Bien loin d'affoiblir, ces diarrhées rendent plus fort, plus leger, plus dispos.

§. 307. Il faut bien se garder de les arrêter; elles finissent ordinairement d'elles-mêmes, quand toutes les matieres nuisibles sont évacuées. Elles ne demandent aucun remede, il faut seulement diminuer considérablement la quantité des alimens, se priver de viande, d'œufs, de vin; ne vivre que de quelques soupes, de quelques legumes, ou d'un peu de fruit, crud ou cuit; & boire plus qu'à l'ordinaire. Une ptisane de capillaire est très suffisante dans ce cas. Il ne faut ni thériaque, ni confection, ni autres drogues de cette espece.

§. 308. S'il arrive qu'après cinq ou six jours, le mal dure encore, qu'il affoiblisse le malade, que les douleurs deviennent un peu trop fortes, & surtout si les envies d'aller à la selle devenoient plus fréquentes, alors il faudroit l'arrêter.
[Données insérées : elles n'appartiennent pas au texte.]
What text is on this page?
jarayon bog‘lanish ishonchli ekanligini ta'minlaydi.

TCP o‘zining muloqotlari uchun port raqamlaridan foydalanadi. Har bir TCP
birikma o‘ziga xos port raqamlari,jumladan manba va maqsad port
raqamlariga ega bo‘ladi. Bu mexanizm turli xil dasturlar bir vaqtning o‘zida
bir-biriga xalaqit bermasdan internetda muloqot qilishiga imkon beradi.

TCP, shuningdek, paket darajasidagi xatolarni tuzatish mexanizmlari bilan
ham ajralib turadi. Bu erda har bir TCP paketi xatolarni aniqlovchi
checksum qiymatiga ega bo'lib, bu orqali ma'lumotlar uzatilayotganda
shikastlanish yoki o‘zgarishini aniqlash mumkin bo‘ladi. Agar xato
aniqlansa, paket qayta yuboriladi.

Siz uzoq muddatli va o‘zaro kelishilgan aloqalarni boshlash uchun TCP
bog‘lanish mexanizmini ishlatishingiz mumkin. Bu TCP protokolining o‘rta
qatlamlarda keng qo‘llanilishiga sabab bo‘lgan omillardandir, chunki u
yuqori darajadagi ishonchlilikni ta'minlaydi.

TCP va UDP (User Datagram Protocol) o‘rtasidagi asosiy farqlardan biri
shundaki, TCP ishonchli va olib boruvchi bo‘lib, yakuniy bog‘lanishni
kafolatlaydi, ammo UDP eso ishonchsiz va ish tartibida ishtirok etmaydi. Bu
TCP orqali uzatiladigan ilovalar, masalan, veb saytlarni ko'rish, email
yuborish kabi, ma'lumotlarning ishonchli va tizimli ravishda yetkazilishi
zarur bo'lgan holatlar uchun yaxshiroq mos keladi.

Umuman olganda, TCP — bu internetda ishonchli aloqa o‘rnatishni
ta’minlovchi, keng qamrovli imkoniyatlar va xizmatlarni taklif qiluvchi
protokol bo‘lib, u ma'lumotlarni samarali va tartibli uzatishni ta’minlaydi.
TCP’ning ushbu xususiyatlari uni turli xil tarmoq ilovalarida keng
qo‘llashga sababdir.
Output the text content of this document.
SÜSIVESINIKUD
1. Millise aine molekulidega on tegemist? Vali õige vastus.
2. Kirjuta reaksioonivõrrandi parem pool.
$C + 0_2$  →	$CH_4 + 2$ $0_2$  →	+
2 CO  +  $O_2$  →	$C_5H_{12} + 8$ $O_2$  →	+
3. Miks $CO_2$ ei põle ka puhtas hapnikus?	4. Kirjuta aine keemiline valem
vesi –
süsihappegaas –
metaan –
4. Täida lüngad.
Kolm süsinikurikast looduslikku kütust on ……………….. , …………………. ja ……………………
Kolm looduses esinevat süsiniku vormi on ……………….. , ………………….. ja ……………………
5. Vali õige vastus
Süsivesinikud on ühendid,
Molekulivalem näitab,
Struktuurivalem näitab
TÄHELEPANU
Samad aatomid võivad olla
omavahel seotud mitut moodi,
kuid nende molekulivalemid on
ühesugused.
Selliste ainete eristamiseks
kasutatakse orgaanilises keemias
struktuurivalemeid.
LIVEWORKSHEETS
Pour cela on mettroit le malade tout-à-fait au régime; & si la diarrhée étoit accompagnée d'un grand dégoût, de soulevemens de cœur, d'ordures sur la langue, de mauvais goût à la bouche, on lui donneroit la poudre [No. 34]. Si ces accidens ne se trouvoient pas, on lui donneroit celle [No. 50]: & pendant trois heures, on lui feroit prendre toutes les demi heures, une tasse de bouillon foible.

Si la diarrhée, arrêtée par ce remede, revenoit au bout de quelques jours; ce seroit une preuve qu'il y a quelque matiere tenace, qui n'a pas encore été évacuée. Il faudroit en ce cas, purger avec un des remedes [No. 21], [22], [46], & ensuite donner à jeun, pendant deux matins, la moitié de la poudre [No. 50].

Le soir du jour que le malade a pris le remede [No. 34], ou celui [No. 50], ou qu'il a été purgé, on peut lui donner une prise de thériaque.